Any match involving United always matters, or should, because it's the biggest fish in English football and they're the most fun to land.
The importance is double when United's opponent is Manchester City, or even triple now that City is a genuine threat to United's Premier League hegemony. The players in red and those in blue demonstrated that by going at each other like hammer and tongs at Old Trafford.
Contrary to expectations at the start of the season, this game proved not to be a Premier League title-decider. City's 2-1 win only delayed but almost certainly won't stop United from being crowned champion in a few more weeks.
Still, the passion expended by both sides made these among the most entertaining and frenetic 90 minutes of 2012-13. They also gave interesting pointers for 2013-14.
For starters, the United fans who held up a placard reading "Our players make history, your players make money" are being short-sighted, and not only because United's players make plenty of money, too.
Of course, the long underachieving blue half of Manchester would never have been able to lure such talents as Yaya Toure, David Silva, Carlos Tevez and Sergio Aguero — all outstanding on Monday — if not for the sudden wealth that came with the Abu Dhabi takeover of City in 2008, which its fans celebrated by driving around its stadium, honking their car horns.
But this is no mere collection of mercenaries. Tevez didn't scamper around like a gerbil on amphetamines for 92 minutes against United just for a bag of cash. It wasn't only money that prompted Aguero to slalom through the United defense and score the winner in the 78th minute. Even his Argentina teammate Lionel Messi can't have scored many goals that were better. Staying on his feet with Phil Jones breathing all over him and shooting from a rapidly closing angle past David De Gea, Aguero showed he should be among the league's top scorers next season if fit.
From the commitment shown by manager Roberto Mancini's players, from their grins and celebrations after the win, this was clearly about pride, not money.

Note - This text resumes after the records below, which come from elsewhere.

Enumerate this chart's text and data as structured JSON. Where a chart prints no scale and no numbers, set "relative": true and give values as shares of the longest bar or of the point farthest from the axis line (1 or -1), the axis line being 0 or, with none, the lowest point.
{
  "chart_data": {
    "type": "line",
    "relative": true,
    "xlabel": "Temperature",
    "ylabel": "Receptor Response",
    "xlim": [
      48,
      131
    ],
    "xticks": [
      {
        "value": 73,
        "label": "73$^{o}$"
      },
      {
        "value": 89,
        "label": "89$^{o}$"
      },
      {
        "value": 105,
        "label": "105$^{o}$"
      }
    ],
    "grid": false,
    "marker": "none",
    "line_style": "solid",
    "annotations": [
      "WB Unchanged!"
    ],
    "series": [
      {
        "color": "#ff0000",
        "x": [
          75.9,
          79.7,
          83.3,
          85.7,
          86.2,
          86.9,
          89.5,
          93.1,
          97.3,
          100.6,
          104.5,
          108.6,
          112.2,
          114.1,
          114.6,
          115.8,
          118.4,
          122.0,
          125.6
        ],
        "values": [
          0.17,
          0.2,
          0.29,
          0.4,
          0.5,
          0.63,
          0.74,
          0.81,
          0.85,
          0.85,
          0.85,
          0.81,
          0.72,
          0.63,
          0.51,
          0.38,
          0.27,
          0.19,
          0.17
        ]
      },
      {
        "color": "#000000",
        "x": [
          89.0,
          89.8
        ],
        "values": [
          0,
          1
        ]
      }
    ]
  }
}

Although City trails United by 12 points, it showed the gap is deceptive and isn't an accurate reflection of their relative strengths.

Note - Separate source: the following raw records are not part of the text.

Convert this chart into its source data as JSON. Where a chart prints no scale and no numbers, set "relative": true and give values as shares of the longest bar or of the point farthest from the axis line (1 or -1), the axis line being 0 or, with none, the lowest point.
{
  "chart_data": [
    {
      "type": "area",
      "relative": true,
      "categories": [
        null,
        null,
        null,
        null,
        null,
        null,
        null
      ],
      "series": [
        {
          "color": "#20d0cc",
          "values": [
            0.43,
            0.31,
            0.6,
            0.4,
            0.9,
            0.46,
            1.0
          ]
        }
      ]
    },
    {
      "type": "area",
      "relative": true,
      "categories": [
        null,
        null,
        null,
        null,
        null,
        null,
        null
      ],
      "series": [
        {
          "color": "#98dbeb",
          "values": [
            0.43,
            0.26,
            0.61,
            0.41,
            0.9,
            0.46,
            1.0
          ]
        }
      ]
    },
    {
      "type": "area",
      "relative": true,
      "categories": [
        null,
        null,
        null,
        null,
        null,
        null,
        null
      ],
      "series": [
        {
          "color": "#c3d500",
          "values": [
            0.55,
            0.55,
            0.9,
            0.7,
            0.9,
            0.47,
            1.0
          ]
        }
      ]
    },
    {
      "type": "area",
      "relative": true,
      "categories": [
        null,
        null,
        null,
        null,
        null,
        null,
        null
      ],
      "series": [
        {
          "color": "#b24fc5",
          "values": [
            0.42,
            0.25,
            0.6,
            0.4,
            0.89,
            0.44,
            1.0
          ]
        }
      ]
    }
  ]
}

"A derby is always a special game for us and to be able to win is massive," City captain Vincent Kompany said. "I do believe the way we finish this season will have an impact on how we do next season. This is a good win to have under our belt and we will take it into the next season."
City, as Mancini suggested before this match, will need to strengthen its squad again this summer, just as United did last summer with the addition of striker Robin van Persie. Perhaps add another striker to produce the 20 or so goals City has been missing this season and a zippy wide player or two who could give City more attacking options.

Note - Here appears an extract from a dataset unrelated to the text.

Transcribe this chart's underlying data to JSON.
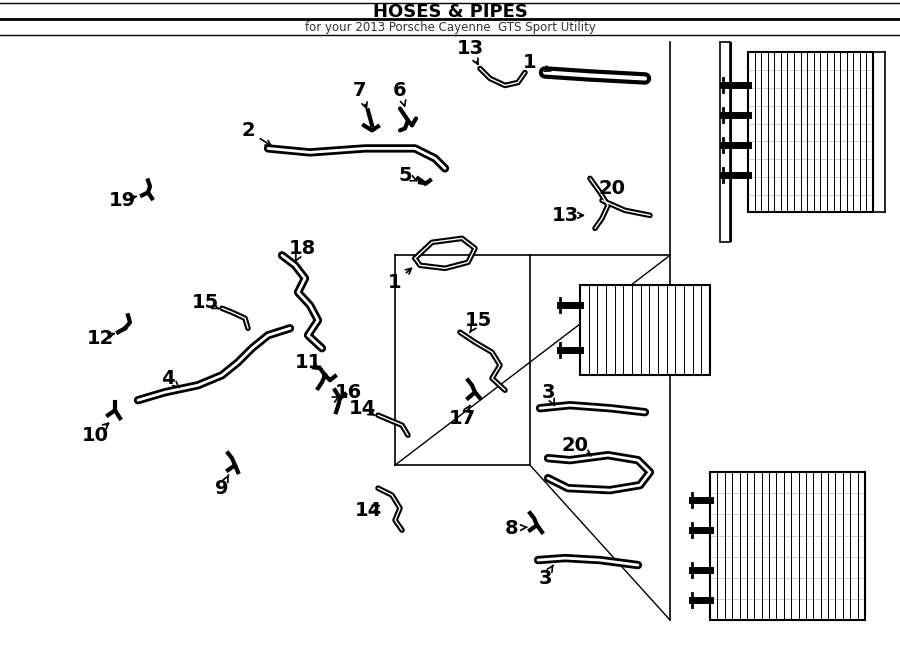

Still, even as is, City's squad remains impressive. If its existing players consistently demonstrate as much purpose, intensity and team spirit as they did against United, then next season's title race will again be between these two neighbors. That assumes, of course, that Chelsea is bedding in yet another new manager and that Arsenal remains wedded to underachievement. And it also depends on City owner Sheik Mansour bin Zayed Al Nahyan having more sense than Chelsea billionaire Roman Abramovich and not sacking Mancini in a fit of silly impatience at the end of this season.
After the very public dispute with Tevez last season over the forward's apparent refusal to warm up during a Champions League loss to Bayern Munich, Mancini's man-management has again been questionable at times this season. Defender Micah Richards notably suggested that players weren't comfortable with Mancini's tactical switches in the Champions League. The Italian manager also was photographed in a training-ground tussle with high-maintenance striker Mario Balotelli, who then left in January and promptly started putting away goals for AC Milan and for Italy.
Still, Mancini isn't doing too badly. After the 6-1 trouncing of United last season and the 2-1 victory on Monday, City has now won back-to-back league fixtures at Old Trafford for the first time since 1972. Having won the FA Cup with Mancini in 2011, the club's first silverware in 35 years, City could win it again this year. It plays Chelsea in the semifinal on Sunday.
Only Ferguson and Jose Mourinho at Chelsea have successfully defended a Premier League title. It was always a big ask to expect Mancini would do that this year, too.
But City will be back next season, still capable and, most importantly, still wanting to beat the great Manchester United. And that, in football, is how things should be.